- 878 Okunma
- 4 Yorum
- 2 Beğeni
“Sevgiler bayatlamış vitrinlerde; Vitrinlerde buğulanmış çatlaklar…”
Her şey toz bulutu.
Değişen sadece kırışmaya başlayan yüz hatları olsa keşke. İnsan duygularını da kaybediyor yaş aldıkça. Ne öfke ne sevgi tam anlamıyla yaşanmıyor . İlk ayrılığın verdiği acının yerini hiçbir acı almıyor. Ve kimse ilk haliyle kalmıyor ne yazık ki.
Rollerini değişen oyuncular gibi oyunlar da değişiyor şimdilerde. Acı nöbetleri yerini derin nefretlere, izi silinmesi zor öfkelere bırakıyor artık. Kimse içindeki masum çocuğu incitmeden götürmüyor yıllar sonrasına. Kimse emanetini göz bebeği gibi saklamıyor.
Sevgiler de bayatlamış taze haliyle sergilendiği vitrinlerde. Vitrinler buğulanmış çatlaklar belirgin.
Acı da güzeldi ya! Güzeldi güzel olmasına, insanın onurunu incitmeseydi.
Aşk her haliyle mükemmeldi oysa, sonuna ihanetle nokta konulmasaydı eğer.
Nefret herkesin en çok korkup en çok tutsak olduğuydu.
Yazık, mahkûmuz şimdi ona.
Hani nasıl şimdi ellerin? İlk gördüğüm halinle misin?
Kaç günah yineledin ardımdan, kaç kez yalan söyledin kendine?
Kaç şarkı söyledin kurduğun düzenin tadını çıkararak. Ve kaç vebal ödedin ağlayarak, yol boylarında?
Ayrılıklar da anlamsız sebeplerle gösteriyor kendini şimdilerde.
O en sevdalı adamlar çarpıyor kapıları sevdiği kadının ayak uçlarını kanatarak. O en aşk dolu adamlar çeviriyor sırtını koşup uzaklaşarak. O en vazgeçilmez kadınlar ağlıyor gece yarılarından tan ağarana kadar.

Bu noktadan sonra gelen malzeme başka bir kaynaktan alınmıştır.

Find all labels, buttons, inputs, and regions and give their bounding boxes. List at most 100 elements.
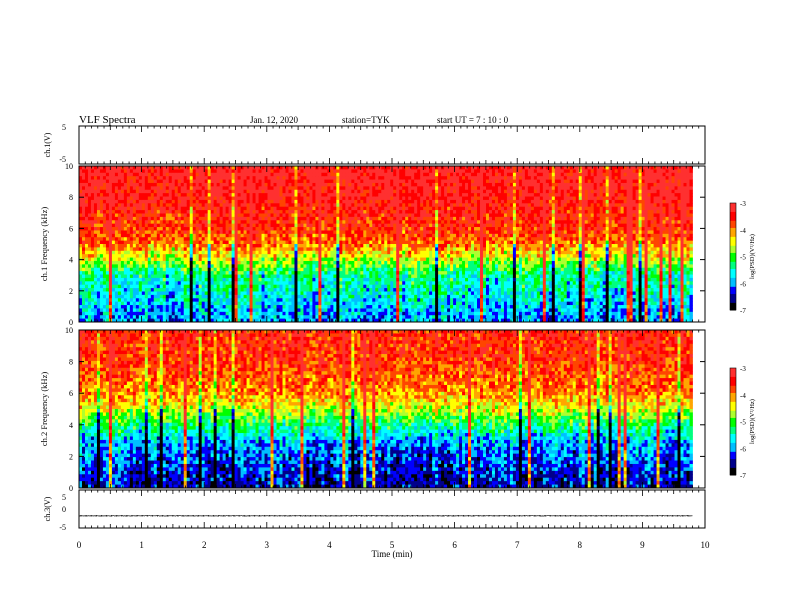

Kan çanağına dönen gözlerine bulanıyor hatıralar.Ölüyor katilinin hoşçakalı yankılandıkça kulaklarında.
Ve ömründe bir defa ölümü tadıyor kadın.
Sonrasında tanıştığı ölüm bedenini götürüyor yalnızca. Bir kere öldü mü insan kalbindeki ağır tahribatın ardından eski haline dönmez artık.
“Gitmek” fiili her cümlede acı bırakır, vuslata özlem bırakır aslında.
Nazım’ın dizelerinde öldürdüğü gideni hiç gelmeyenden ibaretti oysa.
Gidene bir seslenişti inceden, sessizce;
“Gittiğin eğer bensem söyle bana kimden gittin.
Sende yoktum zaten ben ,ben yine bende bittim.”
Özlemek fiili hiç bu kadar içten olmamıştı Can Yücel’in dizelerinden sonra.
“Özledim seni,
Ayrılık yüreğimi karıncalandırıyor nicedir.”
Açmak fiili, Ahmet Arif’in kaleminden başladı kapıları aralamaya;
“Açardın yalnızlığımda mavi yeşil,
Açardın tavşan kanı, kınalı berrak.
Yenerdim acıları kahpelikleri."
Ki şimdi ben fiilller karalıyorum okuduğum her şiirin ardından.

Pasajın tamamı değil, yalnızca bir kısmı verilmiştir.